It’s easy to think of garage rock as muddy, loud, and hard-driving but that’s not the extent of the garage palette by any means. Within the general auspices of a raw sound and humble recording circumstances, a top-notch band can create many kinds of magic, the most reliable, to my ears, being that grounded in melodic flair. (This is something often overlooked: how unerringly melodic a lot of garage rock turns out to be.) And not everything has to be fast and loud. Here we have a singularly satisfying piece of concise, garage-flavored rock’n’roll that launches off a sweet, nostalgic guitar lick (or, interlacing licks) and lopes along with off-handed grace.
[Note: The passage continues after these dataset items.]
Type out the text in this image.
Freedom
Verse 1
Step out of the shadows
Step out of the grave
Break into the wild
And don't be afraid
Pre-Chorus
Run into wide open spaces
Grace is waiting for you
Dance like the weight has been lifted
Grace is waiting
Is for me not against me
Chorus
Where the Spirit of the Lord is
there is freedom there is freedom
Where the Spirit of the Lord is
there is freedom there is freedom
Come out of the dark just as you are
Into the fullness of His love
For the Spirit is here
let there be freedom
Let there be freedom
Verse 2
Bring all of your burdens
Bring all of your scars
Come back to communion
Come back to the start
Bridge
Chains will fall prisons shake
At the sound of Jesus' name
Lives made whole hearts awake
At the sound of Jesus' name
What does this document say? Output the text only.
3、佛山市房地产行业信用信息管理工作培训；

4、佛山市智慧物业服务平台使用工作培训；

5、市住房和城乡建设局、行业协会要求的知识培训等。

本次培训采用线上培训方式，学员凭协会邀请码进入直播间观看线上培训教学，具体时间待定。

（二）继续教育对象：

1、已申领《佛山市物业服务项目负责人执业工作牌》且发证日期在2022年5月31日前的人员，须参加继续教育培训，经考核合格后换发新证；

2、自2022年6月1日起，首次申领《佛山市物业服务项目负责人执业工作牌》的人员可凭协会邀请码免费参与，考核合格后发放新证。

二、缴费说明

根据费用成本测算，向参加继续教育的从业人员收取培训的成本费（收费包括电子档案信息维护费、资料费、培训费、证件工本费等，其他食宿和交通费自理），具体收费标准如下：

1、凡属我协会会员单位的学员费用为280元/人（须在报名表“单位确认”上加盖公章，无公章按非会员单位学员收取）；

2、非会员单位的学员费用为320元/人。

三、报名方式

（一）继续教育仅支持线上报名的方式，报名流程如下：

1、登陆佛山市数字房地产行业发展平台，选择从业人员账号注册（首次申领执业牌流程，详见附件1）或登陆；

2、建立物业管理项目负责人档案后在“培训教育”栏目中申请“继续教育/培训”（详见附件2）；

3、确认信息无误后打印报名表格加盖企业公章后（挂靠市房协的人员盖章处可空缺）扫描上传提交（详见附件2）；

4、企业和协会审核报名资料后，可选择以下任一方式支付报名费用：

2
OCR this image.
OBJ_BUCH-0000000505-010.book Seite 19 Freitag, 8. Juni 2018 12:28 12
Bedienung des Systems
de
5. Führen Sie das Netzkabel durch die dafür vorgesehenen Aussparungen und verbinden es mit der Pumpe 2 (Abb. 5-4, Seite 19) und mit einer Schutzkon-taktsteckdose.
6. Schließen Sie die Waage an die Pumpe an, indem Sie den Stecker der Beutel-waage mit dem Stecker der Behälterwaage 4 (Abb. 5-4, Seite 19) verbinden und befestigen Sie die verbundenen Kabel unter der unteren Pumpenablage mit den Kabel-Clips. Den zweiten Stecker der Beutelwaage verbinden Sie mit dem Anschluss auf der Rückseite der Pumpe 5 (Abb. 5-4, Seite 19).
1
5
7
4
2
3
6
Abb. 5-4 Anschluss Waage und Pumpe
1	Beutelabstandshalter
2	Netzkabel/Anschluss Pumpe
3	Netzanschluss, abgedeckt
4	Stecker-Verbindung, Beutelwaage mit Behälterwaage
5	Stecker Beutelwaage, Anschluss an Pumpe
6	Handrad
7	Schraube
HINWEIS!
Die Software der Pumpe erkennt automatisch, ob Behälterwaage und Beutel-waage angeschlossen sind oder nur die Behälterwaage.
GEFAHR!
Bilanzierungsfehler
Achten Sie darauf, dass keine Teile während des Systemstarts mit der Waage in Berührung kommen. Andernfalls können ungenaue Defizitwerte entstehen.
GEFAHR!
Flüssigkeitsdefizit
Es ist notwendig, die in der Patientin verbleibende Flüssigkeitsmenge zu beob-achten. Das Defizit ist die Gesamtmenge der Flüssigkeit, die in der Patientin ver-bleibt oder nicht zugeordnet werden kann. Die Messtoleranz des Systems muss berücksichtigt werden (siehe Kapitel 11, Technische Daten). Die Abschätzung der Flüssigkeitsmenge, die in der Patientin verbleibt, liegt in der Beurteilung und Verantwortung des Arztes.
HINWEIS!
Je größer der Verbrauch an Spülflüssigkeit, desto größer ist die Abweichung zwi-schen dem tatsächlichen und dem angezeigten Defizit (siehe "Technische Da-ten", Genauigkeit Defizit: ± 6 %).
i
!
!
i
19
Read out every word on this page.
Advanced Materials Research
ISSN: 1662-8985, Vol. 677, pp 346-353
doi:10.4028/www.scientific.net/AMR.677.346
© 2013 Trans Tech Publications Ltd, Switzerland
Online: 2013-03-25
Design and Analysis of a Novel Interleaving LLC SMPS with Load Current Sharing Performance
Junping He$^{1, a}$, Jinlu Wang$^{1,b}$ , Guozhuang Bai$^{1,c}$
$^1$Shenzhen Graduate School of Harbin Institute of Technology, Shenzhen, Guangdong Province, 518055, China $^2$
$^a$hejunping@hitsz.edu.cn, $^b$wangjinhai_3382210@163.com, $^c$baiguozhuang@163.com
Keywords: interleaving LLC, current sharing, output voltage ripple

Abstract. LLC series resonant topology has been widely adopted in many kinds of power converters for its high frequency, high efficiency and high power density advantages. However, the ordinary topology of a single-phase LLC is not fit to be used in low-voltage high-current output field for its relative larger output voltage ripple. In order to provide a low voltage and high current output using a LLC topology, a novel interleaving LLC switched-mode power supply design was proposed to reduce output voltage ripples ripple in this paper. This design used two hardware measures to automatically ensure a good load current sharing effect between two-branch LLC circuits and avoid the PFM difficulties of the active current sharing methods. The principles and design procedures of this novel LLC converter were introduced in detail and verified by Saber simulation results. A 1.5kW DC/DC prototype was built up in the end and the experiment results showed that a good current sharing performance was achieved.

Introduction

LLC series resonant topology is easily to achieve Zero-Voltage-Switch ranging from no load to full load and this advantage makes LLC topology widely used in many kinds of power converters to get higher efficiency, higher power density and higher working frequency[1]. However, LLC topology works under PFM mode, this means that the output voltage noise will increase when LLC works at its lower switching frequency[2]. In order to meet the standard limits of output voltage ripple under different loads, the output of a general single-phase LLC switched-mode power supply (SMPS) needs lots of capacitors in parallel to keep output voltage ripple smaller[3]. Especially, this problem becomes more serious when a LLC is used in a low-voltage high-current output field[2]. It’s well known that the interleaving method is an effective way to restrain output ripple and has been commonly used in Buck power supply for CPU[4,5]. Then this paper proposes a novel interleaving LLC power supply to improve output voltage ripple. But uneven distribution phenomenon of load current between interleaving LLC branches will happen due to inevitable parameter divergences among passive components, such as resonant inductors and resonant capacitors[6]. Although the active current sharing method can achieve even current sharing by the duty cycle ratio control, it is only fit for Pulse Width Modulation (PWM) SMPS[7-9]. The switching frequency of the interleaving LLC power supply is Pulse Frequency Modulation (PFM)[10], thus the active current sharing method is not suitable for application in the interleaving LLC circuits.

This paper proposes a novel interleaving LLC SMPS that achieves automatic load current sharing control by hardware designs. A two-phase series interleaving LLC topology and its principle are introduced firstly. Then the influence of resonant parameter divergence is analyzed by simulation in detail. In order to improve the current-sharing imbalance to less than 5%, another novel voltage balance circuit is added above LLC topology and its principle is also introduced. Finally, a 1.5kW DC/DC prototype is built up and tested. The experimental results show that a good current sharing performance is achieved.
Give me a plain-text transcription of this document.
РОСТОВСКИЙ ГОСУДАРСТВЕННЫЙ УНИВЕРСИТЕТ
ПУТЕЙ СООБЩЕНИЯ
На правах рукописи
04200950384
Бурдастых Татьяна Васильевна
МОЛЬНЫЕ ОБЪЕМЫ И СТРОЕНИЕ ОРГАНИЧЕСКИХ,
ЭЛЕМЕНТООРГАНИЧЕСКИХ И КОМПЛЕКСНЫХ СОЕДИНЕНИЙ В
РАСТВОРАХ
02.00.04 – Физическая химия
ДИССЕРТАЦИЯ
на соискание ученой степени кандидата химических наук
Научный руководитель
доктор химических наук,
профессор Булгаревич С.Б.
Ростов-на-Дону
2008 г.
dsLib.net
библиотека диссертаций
“Shoot My Mouth Off” hinges musically and viscerally on the major-to-minor modulation on which verse turns to chorus (first heard at 0:55); it’s here that the song’s generous embrace of rock’n’roll past and present feels most emphatic, here where singer Shane Herrell glides across the subtle threshold of greatness. Don’t miss the bass line’s important punctuation marks in the chorus, and note too that Herrell is the bass player. Bands with singing bass players, in my experience, often give us beautifully textured songs. And Bread & Butter sport a lineup I don’t think I’ve seen before: a foursome in which neither guitar player sings; not only does bassist Herrell take lead vocals but drummer Mason Lowe sings back-up. Don’t underestimate the musical value of this arrangement.
Bread & Butter is from Seattle, with five songs released to date. You can hear them all on the band’s web site. “Shoot My Mouth Off” dates back to February, and is available as free and legal MP3 via KEXP, which is where I first heard this.